Hal itu ditegaskan Wakil tetap RI untuk PBB Dian Triansyah Djani dalam pernyataannya, Senin (31/8/2020). Dia menjelaskan bahwa salah satu resolusi usulan Indonesia itu sebenarnya telah mendapat dukungan 14 negara anggota DK PBB.
Namun, resolusi itu tidak dapat disahkan karena veto oleh satu negara. Dia menyatakan bahwa seluruh negara anggota DK PBB menyesalkan penggunaan veto terhadap resolusi tersebut.
"Kegagalan dewan mengadopsi resolusi penting ini tidak hanya melumpuhkan upaya kolektif kita untuk menghadapi ancaman terorisme, tetapi mengirimkan sinyal, yang merusak bahwa dewan, pertama kalinya, tidak bersatu melawan momok terorisme," tegasnya.

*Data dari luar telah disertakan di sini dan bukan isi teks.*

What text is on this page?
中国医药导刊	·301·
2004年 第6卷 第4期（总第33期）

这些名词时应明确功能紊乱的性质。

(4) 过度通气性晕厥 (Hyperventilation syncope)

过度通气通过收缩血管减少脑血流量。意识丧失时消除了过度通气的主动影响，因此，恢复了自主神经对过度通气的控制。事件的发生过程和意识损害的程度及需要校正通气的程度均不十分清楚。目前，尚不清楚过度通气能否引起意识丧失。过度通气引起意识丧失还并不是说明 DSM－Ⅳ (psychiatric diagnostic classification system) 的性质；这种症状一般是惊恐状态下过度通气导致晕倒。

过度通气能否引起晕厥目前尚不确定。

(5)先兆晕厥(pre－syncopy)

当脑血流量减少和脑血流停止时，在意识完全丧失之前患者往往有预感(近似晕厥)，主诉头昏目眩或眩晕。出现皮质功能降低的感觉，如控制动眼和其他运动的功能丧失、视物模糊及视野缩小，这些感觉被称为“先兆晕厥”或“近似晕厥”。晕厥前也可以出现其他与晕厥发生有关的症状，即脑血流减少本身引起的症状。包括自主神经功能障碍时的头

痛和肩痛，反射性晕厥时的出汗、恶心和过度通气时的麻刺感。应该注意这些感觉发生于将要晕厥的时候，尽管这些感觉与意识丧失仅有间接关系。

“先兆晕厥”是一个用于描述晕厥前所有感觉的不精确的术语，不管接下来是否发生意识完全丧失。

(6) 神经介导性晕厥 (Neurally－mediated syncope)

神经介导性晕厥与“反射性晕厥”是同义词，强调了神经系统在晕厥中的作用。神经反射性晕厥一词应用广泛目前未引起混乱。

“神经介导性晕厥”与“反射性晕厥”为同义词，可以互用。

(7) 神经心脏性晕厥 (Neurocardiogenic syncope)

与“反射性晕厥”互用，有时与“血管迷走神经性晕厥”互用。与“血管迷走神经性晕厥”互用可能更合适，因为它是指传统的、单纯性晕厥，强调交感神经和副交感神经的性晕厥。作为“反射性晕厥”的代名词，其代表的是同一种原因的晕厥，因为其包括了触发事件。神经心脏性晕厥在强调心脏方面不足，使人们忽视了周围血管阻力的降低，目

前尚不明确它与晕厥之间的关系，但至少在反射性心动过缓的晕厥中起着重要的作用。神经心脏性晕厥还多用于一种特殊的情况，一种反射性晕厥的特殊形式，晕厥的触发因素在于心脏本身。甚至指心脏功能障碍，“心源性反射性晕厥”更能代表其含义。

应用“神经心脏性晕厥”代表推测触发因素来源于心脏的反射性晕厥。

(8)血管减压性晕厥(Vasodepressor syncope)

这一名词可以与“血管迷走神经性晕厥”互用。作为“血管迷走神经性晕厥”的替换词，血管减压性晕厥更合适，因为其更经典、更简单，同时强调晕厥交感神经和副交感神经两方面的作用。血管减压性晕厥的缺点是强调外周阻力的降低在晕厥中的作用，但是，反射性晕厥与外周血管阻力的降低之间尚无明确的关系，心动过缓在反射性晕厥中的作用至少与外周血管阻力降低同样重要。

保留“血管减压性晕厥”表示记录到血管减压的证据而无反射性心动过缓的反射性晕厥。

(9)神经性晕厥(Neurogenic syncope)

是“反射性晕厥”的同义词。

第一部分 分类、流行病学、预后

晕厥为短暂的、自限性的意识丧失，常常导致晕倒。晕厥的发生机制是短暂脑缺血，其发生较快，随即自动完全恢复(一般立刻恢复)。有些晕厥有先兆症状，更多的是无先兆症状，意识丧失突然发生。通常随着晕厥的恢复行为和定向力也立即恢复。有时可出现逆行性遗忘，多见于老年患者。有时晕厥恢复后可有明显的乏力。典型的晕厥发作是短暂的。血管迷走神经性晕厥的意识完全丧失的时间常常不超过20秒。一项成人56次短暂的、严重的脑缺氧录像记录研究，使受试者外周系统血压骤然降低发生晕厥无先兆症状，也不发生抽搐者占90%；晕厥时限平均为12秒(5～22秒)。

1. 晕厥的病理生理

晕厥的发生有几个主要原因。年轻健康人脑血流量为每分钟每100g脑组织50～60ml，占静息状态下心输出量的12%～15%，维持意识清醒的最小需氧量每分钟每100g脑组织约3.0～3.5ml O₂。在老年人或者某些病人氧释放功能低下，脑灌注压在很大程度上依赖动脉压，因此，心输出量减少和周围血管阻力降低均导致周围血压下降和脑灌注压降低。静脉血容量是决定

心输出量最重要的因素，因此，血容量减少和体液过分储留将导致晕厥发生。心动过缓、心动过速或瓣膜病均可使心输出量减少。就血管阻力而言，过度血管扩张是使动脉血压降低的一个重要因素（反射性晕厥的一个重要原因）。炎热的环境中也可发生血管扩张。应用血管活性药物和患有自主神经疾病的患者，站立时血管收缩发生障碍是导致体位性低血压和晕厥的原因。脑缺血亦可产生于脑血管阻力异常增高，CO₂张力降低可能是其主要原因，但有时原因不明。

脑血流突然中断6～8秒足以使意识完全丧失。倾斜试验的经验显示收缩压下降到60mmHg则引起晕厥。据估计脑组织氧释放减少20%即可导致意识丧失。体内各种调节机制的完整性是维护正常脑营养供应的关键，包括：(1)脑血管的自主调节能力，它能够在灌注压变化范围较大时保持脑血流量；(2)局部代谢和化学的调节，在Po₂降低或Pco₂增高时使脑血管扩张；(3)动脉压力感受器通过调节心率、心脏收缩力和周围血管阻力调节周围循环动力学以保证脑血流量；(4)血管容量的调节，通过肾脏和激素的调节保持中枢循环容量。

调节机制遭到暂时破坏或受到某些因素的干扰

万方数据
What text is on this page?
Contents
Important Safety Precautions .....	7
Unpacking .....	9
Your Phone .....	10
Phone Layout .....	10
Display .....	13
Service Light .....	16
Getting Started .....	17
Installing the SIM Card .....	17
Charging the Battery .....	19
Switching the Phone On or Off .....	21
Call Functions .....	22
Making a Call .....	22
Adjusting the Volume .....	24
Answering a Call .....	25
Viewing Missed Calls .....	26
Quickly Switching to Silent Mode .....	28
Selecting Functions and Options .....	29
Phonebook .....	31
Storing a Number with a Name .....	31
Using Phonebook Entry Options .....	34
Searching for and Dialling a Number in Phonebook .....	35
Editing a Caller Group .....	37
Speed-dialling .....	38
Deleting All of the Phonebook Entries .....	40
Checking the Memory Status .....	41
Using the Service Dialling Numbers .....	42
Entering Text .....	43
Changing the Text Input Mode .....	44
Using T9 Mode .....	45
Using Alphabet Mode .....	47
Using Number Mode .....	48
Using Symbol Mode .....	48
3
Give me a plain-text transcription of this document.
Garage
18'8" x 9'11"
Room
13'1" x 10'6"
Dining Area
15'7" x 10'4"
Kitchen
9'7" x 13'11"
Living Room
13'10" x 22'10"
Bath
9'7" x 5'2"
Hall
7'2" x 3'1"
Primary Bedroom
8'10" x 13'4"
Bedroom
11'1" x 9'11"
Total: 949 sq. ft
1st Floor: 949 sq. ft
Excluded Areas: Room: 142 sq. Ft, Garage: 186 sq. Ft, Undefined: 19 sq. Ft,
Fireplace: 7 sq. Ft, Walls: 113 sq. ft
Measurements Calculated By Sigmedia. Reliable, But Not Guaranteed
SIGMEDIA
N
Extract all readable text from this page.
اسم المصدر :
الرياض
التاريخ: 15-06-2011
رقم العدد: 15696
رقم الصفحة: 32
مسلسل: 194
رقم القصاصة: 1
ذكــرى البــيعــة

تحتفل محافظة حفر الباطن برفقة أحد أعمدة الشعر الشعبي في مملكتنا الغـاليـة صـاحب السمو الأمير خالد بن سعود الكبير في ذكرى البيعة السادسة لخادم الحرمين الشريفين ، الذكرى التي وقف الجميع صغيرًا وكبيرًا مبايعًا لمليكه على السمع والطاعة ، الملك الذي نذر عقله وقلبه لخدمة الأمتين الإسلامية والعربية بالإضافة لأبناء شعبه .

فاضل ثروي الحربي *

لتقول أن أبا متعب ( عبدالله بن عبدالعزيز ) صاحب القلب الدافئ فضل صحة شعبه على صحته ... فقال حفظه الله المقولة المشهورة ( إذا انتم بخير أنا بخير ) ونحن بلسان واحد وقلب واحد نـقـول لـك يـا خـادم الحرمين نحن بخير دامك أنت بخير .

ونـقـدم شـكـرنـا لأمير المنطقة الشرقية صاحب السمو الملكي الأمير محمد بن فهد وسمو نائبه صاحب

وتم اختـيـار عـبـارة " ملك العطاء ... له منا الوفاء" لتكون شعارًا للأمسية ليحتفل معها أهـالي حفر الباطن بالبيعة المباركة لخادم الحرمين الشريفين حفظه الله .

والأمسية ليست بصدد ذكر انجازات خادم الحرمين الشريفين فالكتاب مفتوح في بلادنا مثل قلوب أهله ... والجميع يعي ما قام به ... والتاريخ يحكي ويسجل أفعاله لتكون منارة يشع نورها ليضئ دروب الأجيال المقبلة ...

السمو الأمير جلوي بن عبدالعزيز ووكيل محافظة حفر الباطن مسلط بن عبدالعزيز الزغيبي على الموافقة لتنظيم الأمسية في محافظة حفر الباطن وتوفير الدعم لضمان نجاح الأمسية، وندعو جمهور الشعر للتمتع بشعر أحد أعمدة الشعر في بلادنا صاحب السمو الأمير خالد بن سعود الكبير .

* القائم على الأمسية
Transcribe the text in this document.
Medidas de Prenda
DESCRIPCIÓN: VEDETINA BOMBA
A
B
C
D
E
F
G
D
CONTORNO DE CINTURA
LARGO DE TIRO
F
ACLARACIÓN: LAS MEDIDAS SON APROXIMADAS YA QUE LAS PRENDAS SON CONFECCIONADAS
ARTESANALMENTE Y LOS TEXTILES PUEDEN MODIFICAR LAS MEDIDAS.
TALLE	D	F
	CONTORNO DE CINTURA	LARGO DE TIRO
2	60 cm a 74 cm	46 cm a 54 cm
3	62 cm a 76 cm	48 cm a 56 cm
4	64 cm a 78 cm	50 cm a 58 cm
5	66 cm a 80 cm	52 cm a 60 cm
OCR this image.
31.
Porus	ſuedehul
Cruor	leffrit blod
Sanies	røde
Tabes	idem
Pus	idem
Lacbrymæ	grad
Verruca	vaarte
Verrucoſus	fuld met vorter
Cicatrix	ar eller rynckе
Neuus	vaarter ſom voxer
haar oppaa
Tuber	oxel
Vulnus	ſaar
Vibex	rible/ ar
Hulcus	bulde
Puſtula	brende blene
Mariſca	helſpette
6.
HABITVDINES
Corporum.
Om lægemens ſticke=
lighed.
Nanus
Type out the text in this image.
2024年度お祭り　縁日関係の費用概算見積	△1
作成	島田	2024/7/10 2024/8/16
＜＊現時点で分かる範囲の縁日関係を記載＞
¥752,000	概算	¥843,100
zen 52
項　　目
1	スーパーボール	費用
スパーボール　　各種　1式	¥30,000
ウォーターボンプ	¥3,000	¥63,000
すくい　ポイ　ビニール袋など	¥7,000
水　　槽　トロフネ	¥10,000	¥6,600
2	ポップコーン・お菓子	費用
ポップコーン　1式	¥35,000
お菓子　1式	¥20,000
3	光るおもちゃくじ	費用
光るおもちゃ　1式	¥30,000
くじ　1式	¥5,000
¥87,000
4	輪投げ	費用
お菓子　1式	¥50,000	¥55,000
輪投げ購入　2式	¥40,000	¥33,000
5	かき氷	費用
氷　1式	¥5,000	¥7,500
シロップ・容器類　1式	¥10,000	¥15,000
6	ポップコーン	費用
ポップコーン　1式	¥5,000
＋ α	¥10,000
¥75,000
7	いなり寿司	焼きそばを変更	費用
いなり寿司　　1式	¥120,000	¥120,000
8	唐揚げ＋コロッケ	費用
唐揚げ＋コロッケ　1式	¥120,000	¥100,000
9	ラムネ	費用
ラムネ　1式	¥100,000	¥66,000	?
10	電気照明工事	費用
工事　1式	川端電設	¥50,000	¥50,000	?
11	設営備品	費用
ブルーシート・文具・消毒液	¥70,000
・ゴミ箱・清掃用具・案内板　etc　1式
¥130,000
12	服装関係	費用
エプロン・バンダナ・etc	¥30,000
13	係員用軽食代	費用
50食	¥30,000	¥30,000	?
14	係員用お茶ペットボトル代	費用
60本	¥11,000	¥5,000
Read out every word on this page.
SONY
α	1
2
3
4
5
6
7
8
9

Dian menjelaskan resolusi ini bertujuan untuk memberikan panduan yang jelas bagi negara-negara anggota untuk mengembangkan dan melaksanakan strategi penuntutan, rehabilitasi, dan reintegrasi (PRR) yang komprehensif.
Selain itu, resolusi ini juga membangun aspek penuntutan yang kuatm memberikan elemen rehabilitasi dan reintegrasi yang jelas dan praktis untuk melawan ekstremisme dan terorisme.
Resolusi ini juga bertujuan mendorong pendekatan pemerintah secara proaktif dan mengakui peran yang dapat dimainkan keluarga, masyarakat sipil, tokoh agama.
"Indonesia menyayangkan DK PBB gagal mengadopsi draf resolusi tentang penuntutan, rehabilitasi, dan reintegrasi [PRR] teroris karena adanya satu suara tidak setuju oleh anggota tetap dewan," kata Dian.
Seperti diketahui, Indonesia barus saja mengakhiri Presidensi Dewan Keamanan (DK) PBB pada Agustus 2020 dengan menyelesaikan 50 kegiatan pertemuan, termasuk menghasilkan empat resolusi.
Di bawah Presidensi Indonesia, DK PBB telah mengesahkan empat resolusi, antara lain resolusi perpanjangan mandat misi pemeliharaan perdamaian di Lebanon (UNIFIL) dan resolusi perpanjangan mandat misi pemeliharaan perdamaian di Somalia.
Selain itu, dua resolusi lainnya adalah resolusi perpanjangan rezim sanksi di Mali dan resolusi tentang personel penjaga perdamaian perempuan yang diprakarsai Indonesia.